You may realize that there are tips that apply only to one section or one test. Here are the personal tips I used…


  1. (Verbal section), look at the answers before looking at the question. Instead of plunging ahead into the text, read what you need to be looking out for. You’ll save time and score more points by reading the answer choices before you read the text.
  2. (Analytical writing section), outline. It may seem like old hat, but you can’t disregard the GRE writing section. Before you start writing, make sure you take five minutes to outline what you’re going to say first. Your organization and thought process will be much higher if you do.
  3. (Subject tests), do not wait until the end to mark the answers on the sheet. It could cost you precious time if you did so, precious time that you could use for reviewing troublesome questions.


You may have also realized that general GRE tests and subject tests are quite different, not only in content but also in scoring. Whereas there are questions on the general GRE where multiple answers are acceptable, or even required, on the subject GRE multiple answers are not scored. Subject tests penalize you for any wrong answer to the tune of 1/4 of a raw point apiece. Hence the need to be able to eliminate at least one incorrect answer before guessing on a subject test which, scaled, is, in theory, scored from 200 to 990. In practice, on some tests, the actual ceiling is lower than 990, and the actual floor is higher than 200; for this reason, subject test scores are often reported as percentiles. And the general GRE is scored from 130-170 for verbal and quantitative, and 0-6 for writing. Which leads me to what constitutes a good score. Of course, this is very program-dependent, so what is good for one program is not necessarily good for another; however, not many programs will post the average scores of admitted students.

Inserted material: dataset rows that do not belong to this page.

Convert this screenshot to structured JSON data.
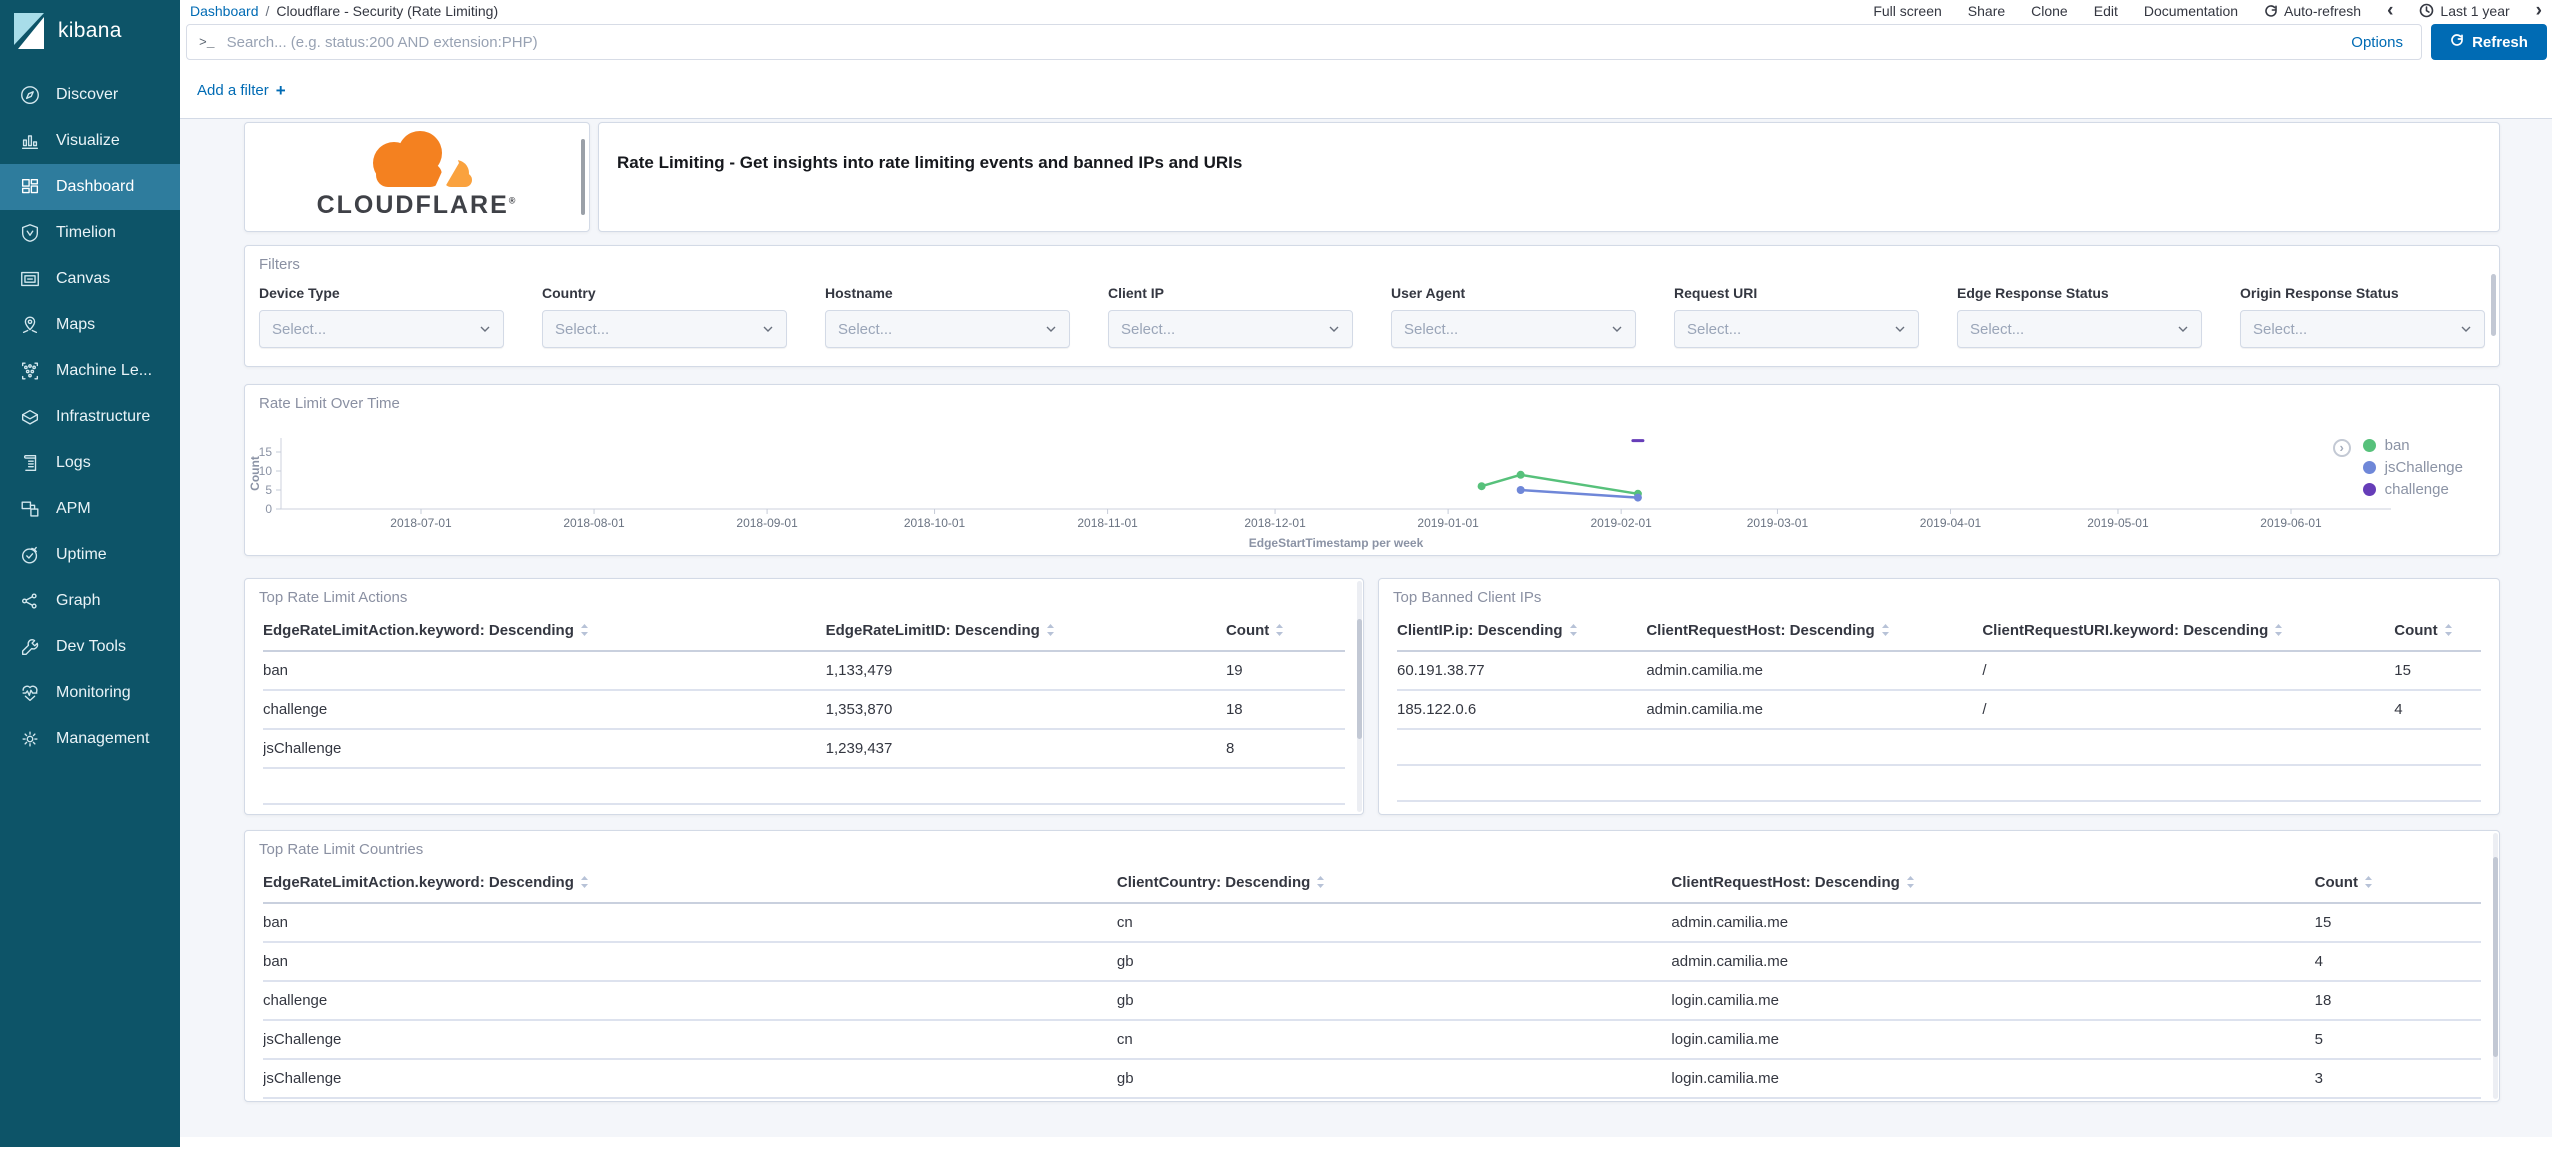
{
  "sidebar": {
    "logo": "kibana",
    "items": [
      {
        "id": "discover",
        "label": "Discover",
        "active": false
      },
      {
        "id": "visualize",
        "label": "Visualize",
        "active": false
      },
      {
        "id": "dashboard",
        "label": "Dashboard",
        "active": true
      },
      {
        "id": "timelion",
        "label": "Timelion",
        "active": false
      },
      {
        "id": "canvas",
        "label": "Canvas",
        "active": false
      },
      {
        "id": "maps",
        "label": "Maps",
        "active": false
      },
      {
        "id": "machine-learning",
        "label": "Machine Le...",
        "active": false
      },
      {
        "id": "infrastructure",
        "label": "Infrastructure",
        "active": false
      },
      {
        "id": "logs",
        "label": "Logs",
        "active": false
      },
      {
        "id": "apm",
        "label": "APM",
        "active": false
      },
      {
        "id": "uptime",
        "label": "Uptime",
        "active": false
      },
      {
        "id": "graph",
        "label": "Graph",
        "active": false
      },
      {
        "id": "dev-tools",
        "label": "Dev Tools",
        "active": false
      },
      {
        "id": "monitoring",
        "label": "Monitoring",
        "active": false
      },
      {
        "id": "management",
        "label": "Management",
        "active": false
      }
    ]
  },
  "topbar": {
    "breadcrumb": {
      "link": "Dashboard",
      "separator": "/",
      "current": "Cloudflare - Security (Rate Limiting)"
    },
    "actions": [
      "Full screen",
      "Share",
      "Clone",
      "Edit",
      "Documentation"
    ],
    "auto_refresh_label": "Auto-refresh",
    "time_range_label": "Last 1 year",
    "prev_arrow": "‹",
    "next_arrow": "›"
  },
  "querybar": {
    "prompt_glyph": ">_",
    "placeholder": "Search... (e.g. status:200 AND extension:PHP)",
    "options_label": "Options",
    "refresh_label": "Refresh"
  },
  "filter_bar": {
    "add_filter_label": "Add a filter",
    "plus_glyph": "+"
  },
  "panels": {
    "logo_panel": {
      "brand": "CLOUDFLARE",
      "registered_mark": "®"
    },
    "description_panel": {
      "title": "Rate Limiting - Get insights into rate limiting events and banned IPs and URIs"
    },
    "filters_panel": {
      "title": "Filters",
      "select_placeholder": "Select...",
      "fields": [
        "Device Type",
        "Country",
        "Hostname",
        "Client IP",
        "User Agent",
        "Request URI",
        "Edge Response Status",
        "Origin Response Status"
      ]
    },
    "chart_panel": {
      "title": "Rate Limit Over Time"
    },
    "actions_table": {
      "title": "Top Rate Limit Actions",
      "columns": [
        "EdgeRateLimitAction.keyword: Descending",
        "EdgeRateLimitID: Descending",
        "Count"
      ],
      "rows": [
        [
          "ban",
          "1,133,479",
          "19"
        ],
        [
          "challenge",
          "1,353,870",
          "18"
        ],
        [
          "jsChallenge",
          "1,239,437",
          "8"
        ]
      ]
    },
    "banned_ips_table": {
      "title": "Top Banned Client IPs",
      "columns": [
        "ClientIP.ip: Descending",
        "ClientRequestHost: Descending",
        "ClientRequestURI.keyword: Descending",
        "Count"
      ],
      "rows": [
        [
          "60.191.38.77",
          "admin.camilia.me",
          "/",
          "15"
        ],
        [
          "185.122.0.6",
          "admin.camilia.me",
          "/",
          "4"
        ]
      ]
    },
    "countries_table": {
      "title": "Top Rate Limit Countries",
      "columns": [
        "EdgeRateLimitAction.keyword: Descending",
        "ClientCountry: Descending",
        "ClientRequestHost: Descending",
        "Count"
      ],
      "rows": [
        [
          "ban",
          "cn",
          "admin.camilia.me",
          "15"
        ],
        [
          "ban",
          "gb",
          "admin.camilia.me",
          "4"
        ],
        [
          "challenge",
          "gb",
          "login.camilia.me",
          "18"
        ],
        [
          "jsChallenge",
          "cn",
          "login.camilia.me",
          "5"
        ],
        [
          "jsChallenge",
          "gb",
          "login.camilia.me",
          "3"
        ]
      ]
    }
  },
  "chart_data": {
    "type": "line",
    "title": "Rate Limit Over Time",
    "xlabel": "EdgeStartTimestamp per week",
    "ylabel": "Count",
    "x_domain": [
      "2018-06-06",
      "2019-06-19"
    ],
    "xticks": [
      "2018-07-01",
      "2018-08-01",
      "2018-09-01",
      "2018-10-01",
      "2018-11-01",
      "2018-12-01",
      "2019-01-01",
      "2019-02-01",
      "2019-03-01",
      "2019-04-01",
      "2019-05-01",
      "2019-06-01"
    ],
    "yticks": [
      0,
      5,
      10,
      15
    ],
    "ylim": [
      0,
      18.5
    ],
    "grid": false,
    "legend_position": "right",
    "series": [
      {
        "name": "ban",
        "color": "#57c17b",
        "points": [
          {
            "x": "2019-01-07",
            "y": 6
          },
          {
            "x": "2019-01-14",
            "y": 9
          },
          {
            "x": "2019-02-04",
            "y": 4
          }
        ]
      },
      {
        "name": "jsChallenge",
        "color": "#6f87d8",
        "points": [
          {
            "x": "2019-01-14",
            "y": 5
          },
          {
            "x": "2019-02-04",
            "y": 3
          }
        ]
      },
      {
        "name": "challenge",
        "color": "#663db8",
        "points": [
          {
            "x": "2019-02-04",
            "y": 18
          }
        ]
      }
    ]
  },
  "colors": {
    "accent_blue": "#006bb4",
    "sidebar_bg": "#0d5468",
    "sidebar_active_bg": "#2e7c9d",
    "content_bg": "#f4f6fa",
    "panel_border": "#d3dae6",
    "series_ban": "#57c17b",
    "series_jschallenge": "#6f87d8",
    "series_challenge": "#663db8",
    "cloudflare_orange": "#f48120",
    "cloudflare_light_orange": "#faa23e"
  }
}
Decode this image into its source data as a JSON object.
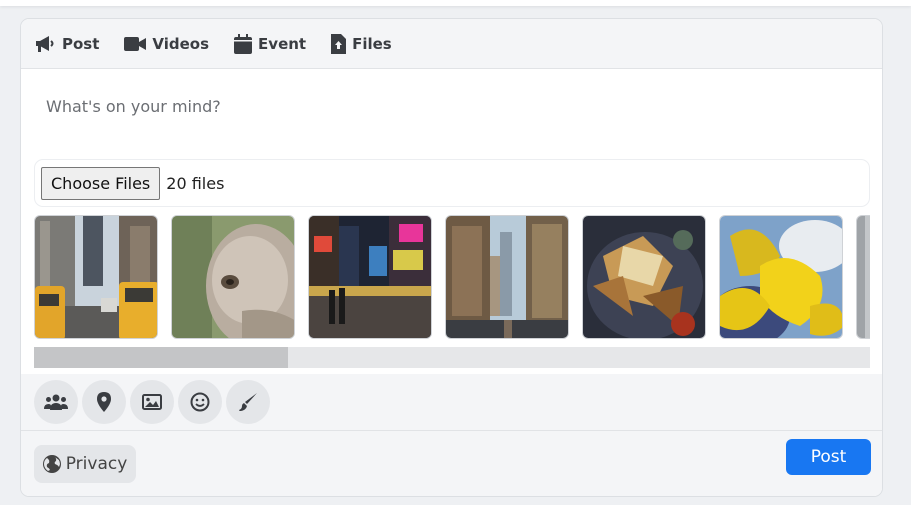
{
  "tabs": [
    {
      "label": "Post",
      "icon": "megaphone-icon"
    },
    {
      "label": "Videos",
      "icon": "video-camera-icon"
    },
    {
      "label": "Event",
      "icon": "calendar-icon"
    },
    {
      "label": "Files",
      "icon": "file-upload-icon"
    }
  ],
  "composer": {
    "placeholder": "What's on your mind?"
  },
  "file_input": {
    "button_label": "Choose Files",
    "status": "20 files"
  },
  "thumbnails": [
    {
      "subject": "city-street-taxis"
    },
    {
      "subject": "ostrich-closeup"
    },
    {
      "subject": "times-square-night"
    },
    {
      "subject": "skyscraper-street"
    },
    {
      "subject": "nachos-plate"
    },
    {
      "subject": "yellow-flower-sky"
    },
    {
      "subject": "partial-image"
    }
  ],
  "thumbnail_scroll": {
    "position_fraction": 0.0,
    "visible_fraction": 0.3
  },
  "actions": [
    {
      "icon": "users-icon"
    },
    {
      "icon": "location-pin-icon"
    },
    {
      "icon": "image-icon"
    },
    {
      "icon": "smiley-icon"
    },
    {
      "icon": "paintbrush-icon"
    }
  ],
  "footer": {
    "privacy_label": "Privacy",
    "post_label": "Post"
  },
  "colors": {
    "accent": "#1877f2",
    "panel_bg": "#f4f5f7",
    "icon": "#3a3d42"
  }
}
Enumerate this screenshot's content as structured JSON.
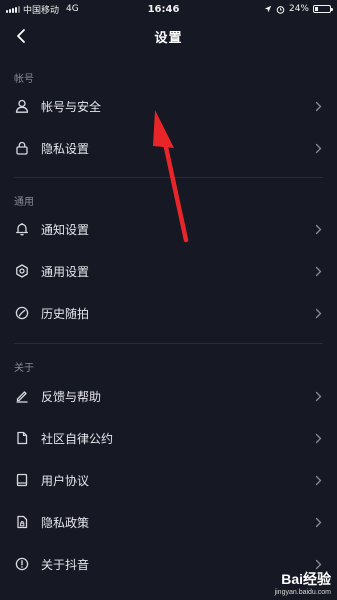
{
  "status_bar": {
    "carrier": "中国移动",
    "network": "4G",
    "time": "16:46",
    "battery": "24%",
    "battery_level": 0.24
  },
  "header": {
    "title": "设置"
  },
  "sections": [
    {
      "label": "帐号",
      "items": [
        {
          "label": "帐号与安全",
          "icon": "user-icon"
        },
        {
          "label": "隐私设置",
          "icon": "lock-icon"
        }
      ]
    },
    {
      "label": "通用",
      "items": [
        {
          "label": "通知设置",
          "icon": "bell-icon"
        },
        {
          "label": "通用设置",
          "icon": "gear-icon"
        },
        {
          "label": "历史随拍",
          "icon": "history-icon"
        }
      ]
    },
    {
      "label": "关于",
      "items": [
        {
          "label": "反馈与帮助",
          "icon": "pen-icon"
        },
        {
          "label": "社区自律公约",
          "icon": "document-icon"
        },
        {
          "label": "用户协议",
          "icon": "book-icon"
        },
        {
          "label": "隐私政策",
          "icon": "privacy-document-icon"
        },
        {
          "label": "关于抖音",
          "icon": "info-icon"
        }
      ]
    }
  ],
  "annotation": {
    "color": "#e8262a"
  },
  "watermark": {
    "brand": "Bai经验",
    "url": "jingyan.baidu.com"
  },
  "colors": {
    "background": "#161823",
    "text": "#e6e6ec",
    "section_label": "#8a8b94",
    "divider": "#2a2c38"
  }
}
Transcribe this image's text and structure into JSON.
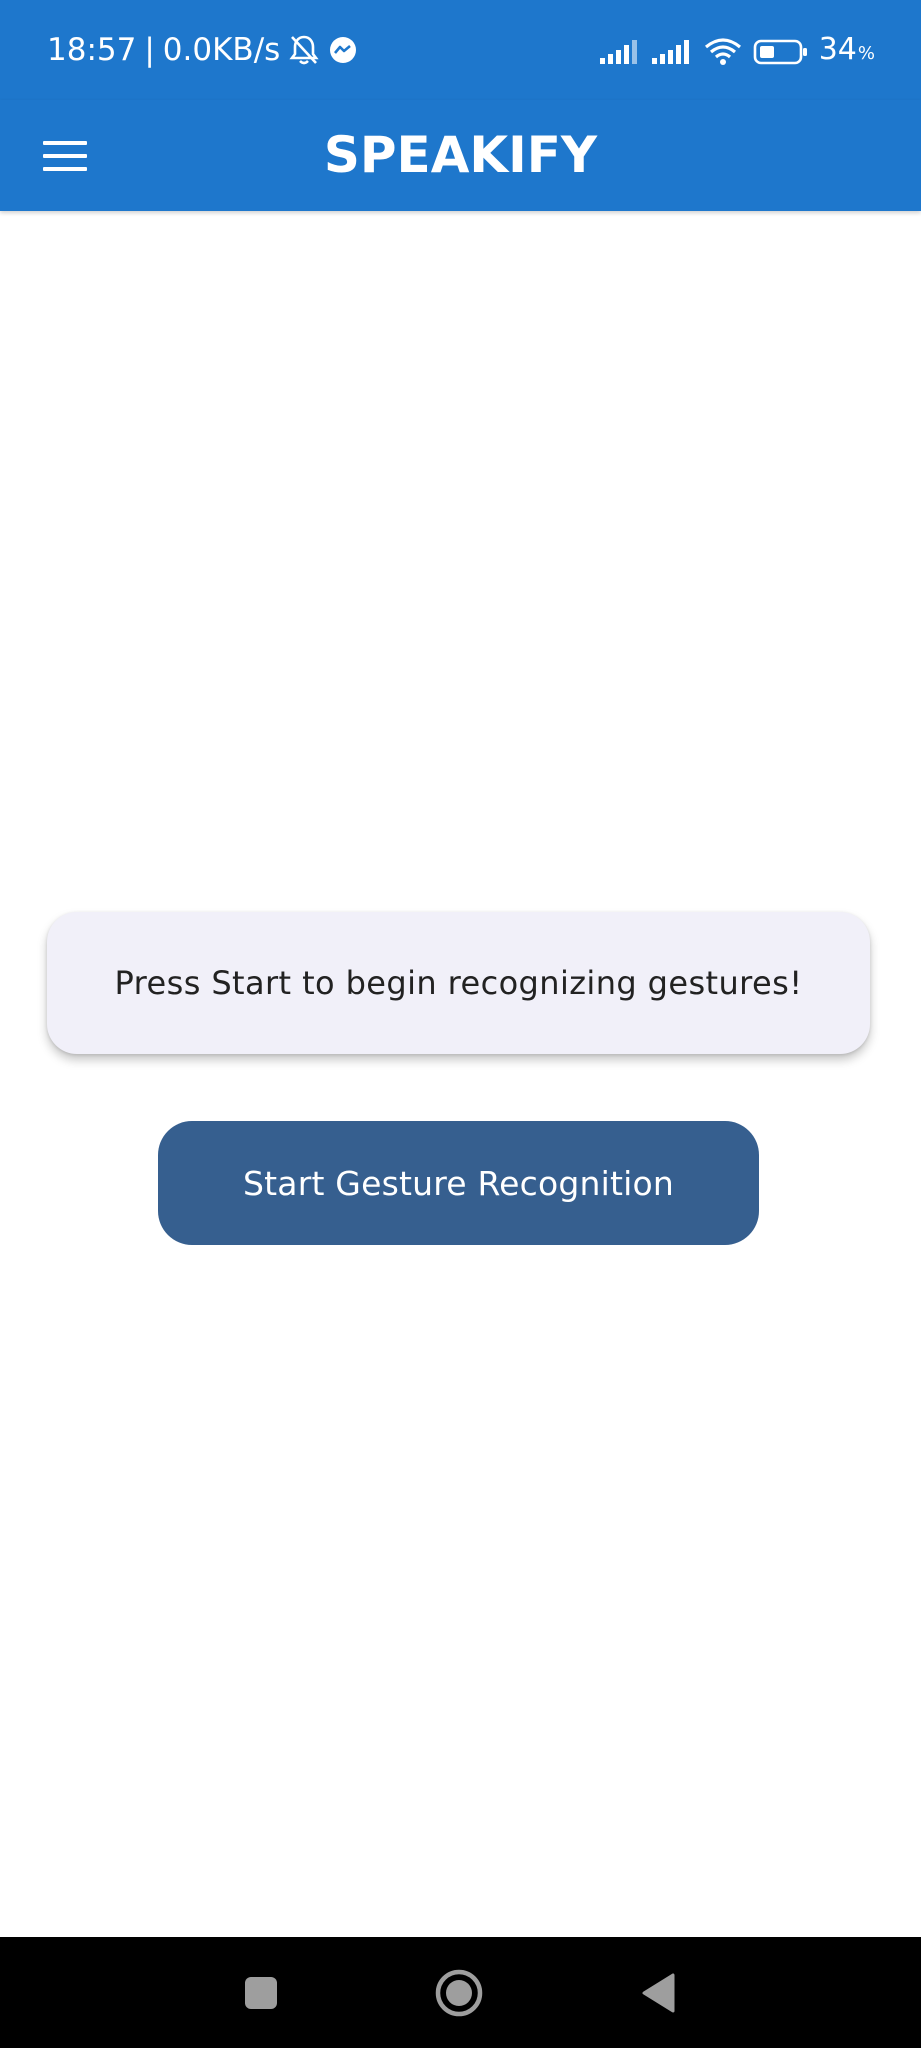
{
  "status_bar": {
    "time": "18:57",
    "separator": "|",
    "net_speed": "0.0KB/s",
    "battery_level": "34",
    "battery_unit": "%",
    "icons": [
      "bell-off-icon",
      "messenger-icon",
      "signal-icon",
      "signal-icon",
      "wifi-icon",
      "battery-icon"
    ]
  },
  "app_bar": {
    "title": "SPEAKIFY",
    "menu_icon": "hamburger-menu-icon"
  },
  "main": {
    "message": "Press Start to begin recognizing gestures!",
    "start_button_label": "Start Gesture Recognition"
  },
  "nav_bar": {
    "icons": [
      "recents-square-icon",
      "home-circle-icon",
      "back-triangle-icon"
    ]
  },
  "colors": {
    "primary": "#1e77cc",
    "button": "#365f8f",
    "card": "#f1f0f9",
    "nav_bar": "#000000"
  }
}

For informational purposes, here are the averages for UPenn’s physics PhD program (my first choice, now that Harvard and Princeton are removed from my list, replaced by Brown, itself replaced by UChicago and UNC-Chapel Hill): V626/162 (86th percentile; however, non-native English speakers are removed from the equation), Q780/163 (88th percentile) with no AW average posted.

2 thoughts on “Some GRE-taking strategies

  1. Wow, great tips and nice blog! I wish I had read this when I was applying last May. It’s nice to see someone else in the application process for grad school, even though I am applying to a different program. Good luck to you!

    • I am going to need some luck, especially given that I have multiple Ivies on my list (remember: a school that is highly selective for undergrad is not necessarily equally hard to get into for a PhD) and, in this respect, UPenn and Brown are quite hard to get into but Dartmouth is actually one of the safer schools on my list.